Надежда одна: что растопит апрель
В лёд превратившийся вход.
Дожить! Это главное дело теперь.
Какие-то странные звуки.
Вот снова стучат в околевшую дверь.
Спасатели? Скорая? Внуки?
Стучат и стучат до потухшей звезды.
Не бесы ль играют с метелью?
В посаде ночами не видно ни зги,
И снег заметёт отпечаток ноги.
Стареющий поэт
Когда иссякнет порох юных сил
И редким гостем станет вдохновенье,
Клочок земли приобретёт значенье
Фатальной битвы посильнее Фермопил.
Ни с кем не быть, не пить и волком выть,
Написанное с отвращеньем комкать.
На щепки стол рабочий разрубить
И выбросить в провал ненужных комнат.
Постигнув изуверство ремесла,
Теряя разум от вселенского затишья,
Он всё же еле слышный плеск весла
Привычно занесёт в четверостишье.
А дальше?
Треск оборванной струны.
И, если так, он бросится на грядки.
Укроп, кадушки, рваные перчатки,
Из лейки амфибрахия струи.
Ему всё ближе безмятежный быт.
Он думает, что вытеснит тревоги
Простым трудом, и преданно пыхтит
Над веточкой какой-то недотроги.
Он знает: изболелась глубь его
И посмеётся над нелепой кличкой «классик».
О, если б луг и мяты торжество
На лоб приклеить, как лечебный пластырь.
К чему дела и суетный почёт?
Он хочет жить, как стройная берёзка,
Что без претензий на меже растёт,
Людское презирая сумасбродство.
О, где же, где хоть искорку занять,
Чтобы разжечь угаснувшее пламя?
…Есть трудности, которых не понять.
И есть душа, которой стыдно падать.
Взятие Бастилии
Что случилось с сердцем моим?
Врач сказал: промедленье опасно.
Потому что с сосудом больным
Не справляются больше лекарства.
– Не проходит! – воскликнул хирург,
Поджимая суровые губы.
И в тоске я подумала: вдруг
Он случайно проткнёт мою шкуру.
Потемнело в глазах.

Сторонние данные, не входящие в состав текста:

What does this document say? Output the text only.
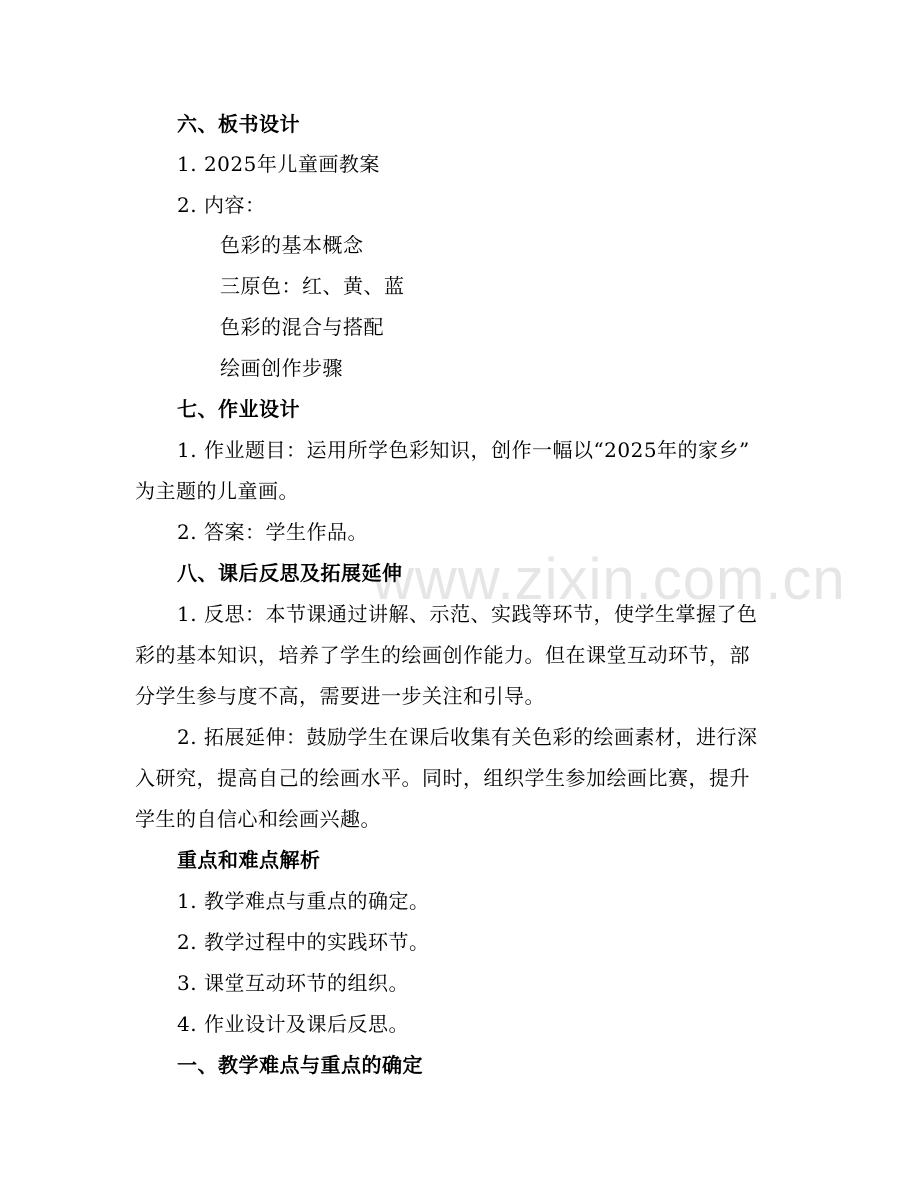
www.zixin.com.cn
六、板书设计
1. 2025年儿童画教案
2. 内容：
色彩的基本概念
三原色：红、黄、蓝
色彩的混合与搭配
绘画创作步骤
七、作业设计
1. 作业题目：运用所学色彩知识，创作一幅以“2025年的家乡”
为主题的儿童画。
2. 答案：学生作品。
八、课后反思及拓展延伸
1. 反思：本节课通过讲解、示范、实践等环节，使学生掌握了色
彩的基本知识，培养了学生的绘画创作能力。但在课堂互动环节，部
分学生参与度不高，需要进一步关注和引导。
2. 拓展延伸：鼓励学生在课后收集有关色彩的绘画素材，进行深
入研究，提高自己的绘画水平。同时，组织学生参加绘画比赛，提升
学生的自信心和绘画兴趣。
重点和难点解析
1. 教学难点与重点的确定。
2. 教学过程中的实践环节。
3. 课堂互动环节的组织。
4. 作业设计及课后反思。
一、教学难点与重点的确定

И пошло.
Гибкий шнур, напрягая усилье,
Вдоль меня тихой сапой пополз,
Приготовясь к захвату Бастилии.
И тотчас над моей головой
Заурчал голубой великан.
И, направив свой взгляд по косой,
Я увидела серый экран.
Догадаться нетрудно: ползёт
Этот змей к затаённой преграде,
Продвигаясь, как сорный осот,
Норовивший вцепиться в рассаду.
А внутри будто грянул снаряд.
Началось. И без всякой отсрочки.
Оказалось, две «пули» подряд
Засадил в мой сосуд пулемётчик.
И не зная, жива или нет,
Голышом я свалилась в каталку.
Темнота. Электрический свет
Надо мною стоит санитарка.
Нет, недаром даётся излом
Долголетней привычке к покою.
Как хорош облюбованный дом!
Как чудесно остаться живою!
Чтобы чувствовать сердцем своим,
Обновленным руками искусства,
Этот мир, что любовно храним
Равномерным биением пульса.
18 июля 2018
* * *
Когда появится привычка
Любую мысль записывать в тетрадь,
А летом, сидя в электричке,
В окне природу наблюдать –
Остерегись! К тебе стучится,
Как в берег бьющая волна,
Потребность – надо же случиться! –
Искать сверхчуткие слова,
Не залежалые от носки,
Не стёртые помадой с губ,
А те, что избегают лоска,
Уходят, как в морскую глубь.
Остерегись такой напасти.
Поэзия – не лёгкий хлеб,
А зов непобедимой страсти,
От жизни «как у всех» побег.
Голос
Покуда в горле серебрится голос –
Как звонкой юности преданье,
Не скромничай,
Ведь это твоя гордость,
Звучащая, как прежде, музыкально.
Всё остальное страшно обветшало.
Лицо чужое зеркало морщит.
И только голос, как цветочек алый,
Ещё цветёт и душу молодит.
Соло вей!
Кто придумал слово «соловей»,
Был поэтов песенных мудрей.
Приказал он птице: соло вей!
По ветру пусти и лей
Серебро рулад и трелей,
Заплетай венок свирелей.
Если же уснёт июнь,
К ночи опустив удила,
Соловей рассыплет фью,
Фью-фью-фью, чтоб сердце взмыло
Прямо в небо, в облака,
Выпившие сто стаккат.
Маленький, что не видать,
Где он там в ветвях таится.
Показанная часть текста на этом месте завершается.